Alex’s jaw worked as she tried to speak, to say anything to make the moment not real. He hadn’t said that. Clive had made a silly joke, and life would go back to normal, without blue clouds floating out of people’s eyes. She drew her legs up to her chest, clutched them tight against her.

“You can’t be serious. You can’t possibly expect me to
kill
anyone.”

“You’re the only one who can help, Alex. We don’t have anyone else able to fight the Podis.”

“But there are so many of them. Hundreds of thousands must be infected … is it an infection, can I call it that?” She tried to shrink further away from the path as another Podis-person approached. “They must be close to taking over the country. What am I going to be able to do against such numbers?”

“The portal focuses in on this area, so most of the Andrapodistai are in Reading.
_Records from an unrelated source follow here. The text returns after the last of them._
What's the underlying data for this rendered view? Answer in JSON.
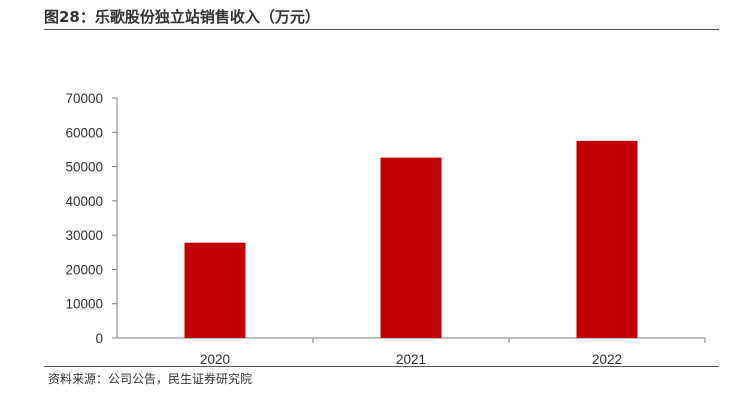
{
  "figure": {
    "title": "图28：乐歌股份独立站销售收入（万元）",
    "source": "资料来源：公司公告，民生证券研究院"
  },
  "chart_data": {
    "type": "bar",
    "categories": [
      "2020",
      "2021",
      "2022"
    ],
    "values": [
      27800,
      52600,
      57500
    ],
    "ylim": [
      0,
      70000
    ],
    "yticks": [
      0,
      10000,
      20000,
      30000,
      40000,
      50000,
      60000,
      70000
    ],
    "bar_color": "#C00000",
    "grid": false,
    "legend": "none"
  }
}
It’s their breakthrough zone.”

“What, they can only do it here? You’re kidding.”

“I assure you, I do not kid.”

“Even so, thousands of people are… infected.”

“Actually only a few hundred Podis have come over, and I suppose infection is as good a way as any to describe them.”

Clive put a steadying hand on her knee, and she covered it with her own. Around the park, little tell-tale trails of blue drifted towards the sky.

“It is very important that you don’t tell anyone else, even Becky, about the Podis. You are so special. I don’t want to lose you.”

“What do you mean—lose me?” she interrupted, probing his dark features for understanding, completely floored by this new revelation. “I don’t understand, why me, you could never expect me to actually
kill
a person … hundreds of people.” She hiccupped in her emotions, as the world expanded violently around her, leaving her all alone in the middle. “There must be some other way…”

Alex’s eyes roved restlessly across the park, seeing more and more blue clouds swirling out of people’s heads. A pigeon flew out of the sky to peck at the remains of a crust near her bench. The bird gaped at her with black shiny eyes, a thick blue smoke spiraling towards Alex.

“I want… I need to… some time…” her words faded, unable to articulate her thoughts, Alex got up from the bench. She kept her eyes fixed on the path before her, and jogged. Not wanting to see any more smoke, she broke into a run.

 

 
 
 

 

 

Alex ran from the park, stumbling past a couple of joggers and a gaggle of young mothers and their prams. A little girl skipped up to Alex, her hair a fiery red, her eyes a startling blue. For a second, Alex slowed to return the wide smile the child offered, but then thick smoke poured from the girl’s eyes.

“Get away!” Alex cried out, and pushed past the girl and ran out of the park entrance.

A long wail pierced the air, and one of the mothers called out, “Learn some manners!”

Alex dodged the traffic on the road, and without slowing her pace, tore up her street. A dirt alley just wide enough for a small car led down the side of an end terrace house. She propelled herself off the pavement and down the path to the back entrances of the rear gardens. Fence panels flew past, her breath tight in her chest, her legs getting the wobbly feeling that said she should stop. Three gates along, Alex finally slowed. She stumbled through into her own garden.

Locked in, the rough surface of the fence panels against her back, Alex’s eyes fell on the kitchen window. Someone moved within—her mother. Without a second thought, Alex darted into the shed, and slammed the door behind her.

Inside was damp, the scent of earth thick in the air. A dusty window looked out onto the garden, a sturdy wooden potting bench positioned along the same side. A leftover from her mother’s attempt at growing vegetables.

Alex wiped away the cobwebs and sat on the bench. The shed door moved a little.

“Can I come in?” It was Clive. Her ever faithful Rottweiler, following her wherever she went. Could she tie him to a tree and leave him behind?